Similarly there is all the difference in the world between a one to one yoga session and the experience of leading a group of people with all that dynamic energy, and the second one was very frightening for me because I had no idea how to give the proper attention to so many people.
Thanks to The Happiness Project I realised that going to the yoga-mat with a group it’s like being in the theatre: there is another message, a different kind of attention, a different type of energy, a different impact. It has that same collective experience.
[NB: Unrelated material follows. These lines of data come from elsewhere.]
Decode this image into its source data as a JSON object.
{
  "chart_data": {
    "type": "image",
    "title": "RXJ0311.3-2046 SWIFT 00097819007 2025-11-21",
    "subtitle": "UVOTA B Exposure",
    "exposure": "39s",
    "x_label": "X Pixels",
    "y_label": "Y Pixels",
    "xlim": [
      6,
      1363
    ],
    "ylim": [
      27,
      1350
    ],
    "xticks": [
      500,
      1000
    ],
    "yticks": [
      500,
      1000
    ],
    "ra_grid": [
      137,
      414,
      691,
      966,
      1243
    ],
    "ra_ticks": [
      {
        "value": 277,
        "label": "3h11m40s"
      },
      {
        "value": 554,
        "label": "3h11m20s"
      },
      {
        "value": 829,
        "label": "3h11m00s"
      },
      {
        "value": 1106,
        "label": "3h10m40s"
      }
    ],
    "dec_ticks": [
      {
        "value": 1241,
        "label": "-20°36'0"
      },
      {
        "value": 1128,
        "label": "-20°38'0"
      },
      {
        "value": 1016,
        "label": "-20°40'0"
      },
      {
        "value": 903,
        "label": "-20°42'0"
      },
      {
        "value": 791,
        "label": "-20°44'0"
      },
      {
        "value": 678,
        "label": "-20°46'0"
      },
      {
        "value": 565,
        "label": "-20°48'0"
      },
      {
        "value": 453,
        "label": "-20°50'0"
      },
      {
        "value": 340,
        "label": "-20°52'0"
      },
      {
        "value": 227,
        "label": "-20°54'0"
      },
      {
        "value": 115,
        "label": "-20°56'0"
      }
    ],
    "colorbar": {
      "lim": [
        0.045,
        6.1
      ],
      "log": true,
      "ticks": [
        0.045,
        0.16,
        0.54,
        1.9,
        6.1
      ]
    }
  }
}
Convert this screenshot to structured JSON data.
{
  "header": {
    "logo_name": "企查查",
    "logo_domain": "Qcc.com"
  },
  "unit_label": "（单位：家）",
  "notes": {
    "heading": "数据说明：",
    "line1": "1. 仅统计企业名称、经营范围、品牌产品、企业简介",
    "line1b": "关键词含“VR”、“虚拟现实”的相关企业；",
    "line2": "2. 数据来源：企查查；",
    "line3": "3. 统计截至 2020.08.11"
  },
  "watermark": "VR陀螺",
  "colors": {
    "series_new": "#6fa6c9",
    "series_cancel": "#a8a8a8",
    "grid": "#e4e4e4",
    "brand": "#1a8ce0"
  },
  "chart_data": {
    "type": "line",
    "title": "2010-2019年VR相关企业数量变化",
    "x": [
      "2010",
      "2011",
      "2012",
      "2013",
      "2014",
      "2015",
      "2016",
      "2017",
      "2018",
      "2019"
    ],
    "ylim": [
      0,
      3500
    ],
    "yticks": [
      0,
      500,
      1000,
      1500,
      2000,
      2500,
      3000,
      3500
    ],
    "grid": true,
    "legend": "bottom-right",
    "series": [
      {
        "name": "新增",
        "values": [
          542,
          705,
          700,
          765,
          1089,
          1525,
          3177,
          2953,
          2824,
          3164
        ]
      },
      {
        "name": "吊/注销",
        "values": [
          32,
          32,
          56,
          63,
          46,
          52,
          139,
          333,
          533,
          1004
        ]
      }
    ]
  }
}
It was so good to feel after a very long time the possibility to share what I can do with others, to give something good, to see the mind and body working together and create relaxation for a whole group of people who really needed it after the long lockdown and also to receive great feedback.
Zipporah said she had the best night sleep she had had in years. As she snuggled with a hot water bottle in the retreat centre in this beautiful countryside, her worries were gone and her body relaxed from the yoga. Amy was stressed and so worried about her father who was really ill in hospital, she was moving house the next week and had much to organise. She said she felt calm and restored after the sessions I lead, she went back ready to face the challenges when she got back in to the town. Many of the group including Jafar had not seen people in a long time, the lockdown bringing isolation to many of us, he was on brilliant sparkling form, happy to be socialising with friends in a safe and beautiful place.
I’m glad that our plans for this project have come true, that at last, despite Covid, the Minsteracres Retreat Centre was open again. We met in parks and on zoom to plan, we visited the centre in masks to work out the timetable and the Covid safety measures. Realising everything that we had been planning before could still happen was so wonderful.
And we did it. We took 15 people there for yoga, relaxation, walks, creativity, good food and companionship. And that feeling – nature, breathing with the giant sequoia trees, singing at night by the camper fire, the full moon, the stars so big like we never seen them in the town…
I’m so grateful to The Happiness Project for the chance to lead and co-create this project and for the hope that we could create to recharge people and make their lives brighter.
Thank you to all the great people who hold lifelines for the artists, actors, communities across the UK, who helped to make The Happiness Project possible.